Search-Based RAG with DuckDB and GLiNER

Introduction

In this article, we will delve into the concept of Search-Based Retrieval Augmented Generation (RAG). This approach is somewhat similar to traditional RAG, but instead of using vector searches, we perform a full-text search on document chunks. This technique was inspired by a blog post from Simon Willison, which will be linked in the description below. Let's get started by implementing this approach using IPython.

Step 1: Reading the Transcript

We start by launching IPython and using a transcript from an episode of the "This Day in AI" podcast as our text source. We'll read in the file containing the transcript and use the Rich console to inspect its content. The transcript contains about 60 minutes of AI-related discussions.

Step 2: Splitting the Text

Next, we need to chop the transcript into smaller chunks of around 300 characters each. We'll use the recursive_character_text_splitter class from LangChain's text splitters. Upon passing our text into the create_documents function, it gets divided into 208 chunks, with each chunk representing a document.

Step 3: Storing the Data

We'll store these document chunks in DuckDB, a fast-storage database. We'll connect to DuckDB, create a table named podcast_transcript, and insert our chunks into this table. Each entry will contain a unique ID, an episode number, a paragraph index, and the text content.

Step 4: Full-Text Search Index

To facilitate easy querying, we'll set up a full-text search index using DuckDB's full-text search extension. We'll index the text column of our podcast_transcript table. With BM25 as our search algorithm, we can query the database to retrieve relevant chunks based on search terms like "Claude Sonnet."

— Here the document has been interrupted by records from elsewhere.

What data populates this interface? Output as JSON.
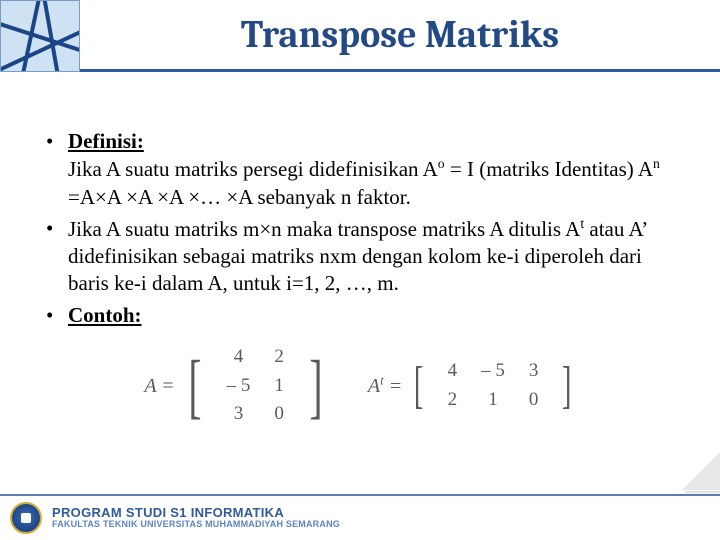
{
  "header": {
    "title": "Transpose Matriks"
  },
  "bullets": [
    {
      "label": "Definisi:",
      "label_bold": true,
      "label_underline": true,
      "body": "Jika A suatu matriks persegi didefinisikan Aᵒ = I (matriks Identitas) Aⁿ =A×A ×A ×A ×… ×A sebanyak n faktor."
    },
    {
      "body": "Jika A suatu matriks m×n maka transpose matriks A ditulis Aᵗ atau A’ didefinisikan sebagai matriks nxm dengan kolom ke-i diperoleh dari baris ke-i dalam A, untuk i=1, 2, …, m."
    },
    {
      "label": "Contoh:",
      "label_bold": true,
      "label_underline": true
    }
  ],
  "matrixA": {
    "name": "A =",
    "rows": [
      [
        "4",
        "2"
      ],
      [
        "– 5",
        "1"
      ],
      [
        "3",
        "0"
      ]
    ]
  },
  "matrixAt": {
    "name": "Aᵗ =",
    "rows": [
      [
        "4",
        "– 5",
        "3"
      ],
      [
        "2",
        "1",
        "0"
      ]
    ]
  },
  "footer": {
    "program": "PROGRAM STUDI S1 INFORMATIKA",
    "fakultas": "FAKULTAS TEKNIK UNIVERSITAS MUHAMMADIYAH SEMARANG"
  }
}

Step 5: Building a Query Function

We then create a function query_store that takes in a search query and a limit, and returns the most relevant text chunks. For example, querying using "Apple AI" will return chunks that talk about Apple's AI-related developments.

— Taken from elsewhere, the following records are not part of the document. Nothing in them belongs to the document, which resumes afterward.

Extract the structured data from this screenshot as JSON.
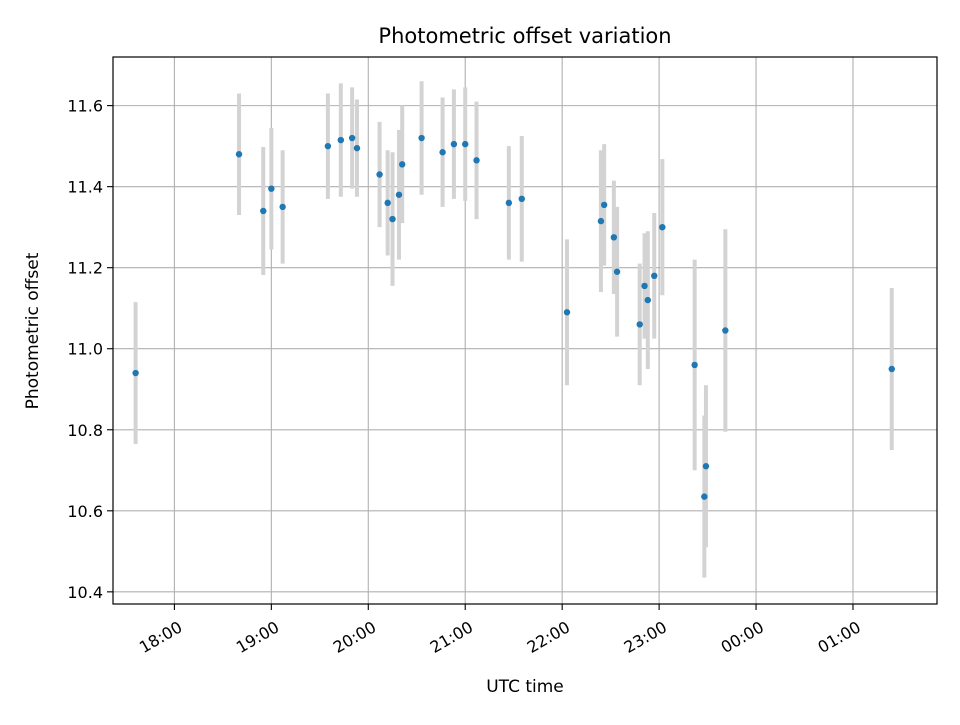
{
  "chart_data": {
    "type": "scatter",
    "title": "Photometric offset variation",
    "xlabel": "UTC time",
    "ylabel": "Photometric offset",
    "x_ticks": [
      "18:00",
      "19:00",
      "20:00",
      "21:00",
      "22:00",
      "23:00",
      "00:00",
      "01:00"
    ],
    "y_ticks": [
      "10.4",
      "10.6",
      "10.8",
      "11.0",
      "11.2",
      "11.4",
      "11.6"
    ],
    "xlim": [
      "17:22",
      "01:52"
    ],
    "ylim": [
      10.37,
      11.72
    ],
    "grid": true,
    "colors": {
      "point": "#1f77b4",
      "errorbar": "#d3d3d3",
      "grid": "#b0b0b0"
    },
    "series": [
      {
        "points": [
          {
            "x": "17:36",
            "y": 10.94,
            "yerr": 0.175
          },
          {
            "x": "18:40",
            "y": 11.48,
            "yerr": 0.15
          },
          {
            "x": "18:55",
            "y": 11.34,
            "yerr": 0.158
          },
          {
            "x": "19:00",
            "y": 11.395,
            "yerr": 0.15
          },
          {
            "x": "19:07",
            "y": 11.35,
            "yerr": 0.14
          },
          {
            "x": "19:35",
            "y": 11.5,
            "yerr": 0.13
          },
          {
            "x": "19:43",
            "y": 11.515,
            "yerr": 0.14
          },
          {
            "x": "19:50",
            "y": 11.52,
            "yerr": 0.125
          },
          {
            "x": "19:53",
            "y": 11.495,
            "yerr": 0.12
          },
          {
            "x": "20:07",
            "y": 11.43,
            "yerr": 0.13
          },
          {
            "x": "20:12",
            "y": 11.36,
            "yerr": 0.13
          },
          {
            "x": "20:15",
            "y": 11.32,
            "yerr": 0.165
          },
          {
            "x": "20:19",
            "y": 11.38,
            "yerr": 0.16
          },
          {
            "x": "20:21",
            "y": 11.455,
            "yerr": 0.145
          },
          {
            "x": "20:33",
            "y": 11.52,
            "yerr": 0.14
          },
          {
            "x": "20:46",
            "y": 11.485,
            "yerr": 0.135
          },
          {
            "x": "20:53",
            "y": 11.505,
            "yerr": 0.135
          },
          {
            "x": "21:00",
            "y": 11.505,
            "yerr": 0.14
          },
          {
            "x": "21:07",
            "y": 11.465,
            "yerr": 0.145
          },
          {
            "x": "21:27",
            "y": 11.36,
            "yerr": 0.14
          },
          {
            "x": "21:35",
            "y": 11.37,
            "yerr": 0.155
          },
          {
            "x": "22:03",
            "y": 11.09,
            "yerr": 0.18
          },
          {
            "x": "22:24",
            "y": 11.315,
            "yerr": 0.175
          },
          {
            "x": "22:26",
            "y": 11.355,
            "yerr": 0.15
          },
          {
            "x": "22:32",
            "y": 11.275,
            "yerr": 0.14
          },
          {
            "x": "22:34",
            "y": 11.19,
            "yerr": 0.16
          },
          {
            "x": "22:48",
            "y": 11.06,
            "yerr": 0.15
          },
          {
            "x": "22:51",
            "y": 11.155,
            "yerr": 0.13
          },
          {
            "x": "22:53",
            "y": 11.12,
            "yerr": 0.17
          },
          {
            "x": "22:57",
            "y": 11.18,
            "yerr": 0.155
          },
          {
            "x": "23:02",
            "y": 11.3,
            "yerr": 0.168
          },
          {
            "x": "23:22",
            "y": 10.96,
            "yerr": 0.26
          },
          {
            "x": "23:28",
            "y": 10.635,
            "yerr": 0.2
          },
          {
            "x": "23:29",
            "y": 10.71,
            "yerr": 0.2
          },
          {
            "x": "23:41",
            "y": 11.045,
            "yerr": 0.25
          },
          {
            "x": "01:24",
            "y": 10.95,
            "yerr": 0.2
          }
        ]
      }
    ]
  }
}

Step 6: Extracting Key Terms

To make our searches more efficient, we extract key terms or phrases from user queries. Simon's blog uses standard prompts with Claude Sonnet for this, but we will use the GLiNER library. GLiNER allows us to extract multiple tasks, including entity extraction. We create an extract_search_terms function that takes a prompt and returns key terms.

Step 7: Querying the Store with Extracted Terms

We modify the query function to accept an array of search terms extracted by GLiNER. In doing so, our searches become more targeted. For instance, querying about "Apple AI and OpenAI" will return chunks discussing both these entities.

Step 8: Generating Answers

Finally, we generate answers using a Llama Server running the Mistral 7B v3 model. We set up the server and use the OpenAI library to initiate calls to this model. Our generate_answer function will take a search query and its results, format them into a structured prompt, and use the LLM to generate coherent answers based on the searched context.

Example Queries and Output

What is focus mode and what's its importance? The LLM generates a succinct answer about 'focus mode' as a feature in AI.
Do the speakers prefer OpenAI or Claude? The LLM summarizes the discussion, indicating a preference for Claude over OpenAI.

In summary, this approach enables more effective full-text retrieval and generation using DuckDB, GLiNER, and a language model.

Keywords

Search-Based RAG
Full-Text Search
DuckDB
LangChain
GLiNER
Transcript Analysis
Text Chunks
Llama Server
Retrieval Augmented Generation

FAQs

Q: What is Search-Based RAG?

A: Search-Based Retrieval Augmented Generation (RAG) leverages full-text search on document chunks to retrieve relevant information before generating responses, unlike traditional RAG which uses vector searches.

Q: Why use DuckDB in this approach?

A: DuckDB provides fast and efficient storage along with support for full-text search, making it suitable for handling and querying large text datasets.

Q: How do we extract key terms from user queries?

A: We use the GLiNER library to extract important terms or phrases from the queries, which helps in generating more accurate search results.

Q: What role does the Llama Server play?

A: The Llama Server, running a model like Mistral 7B, generates coherent answers based on the context retrieved from the full-text search results.

Q: Can this method be used in chatbots?

A: Yes, this method is particularly useful for chatbots, enabling them to understand and respond based on detailed text analysis and retrieval.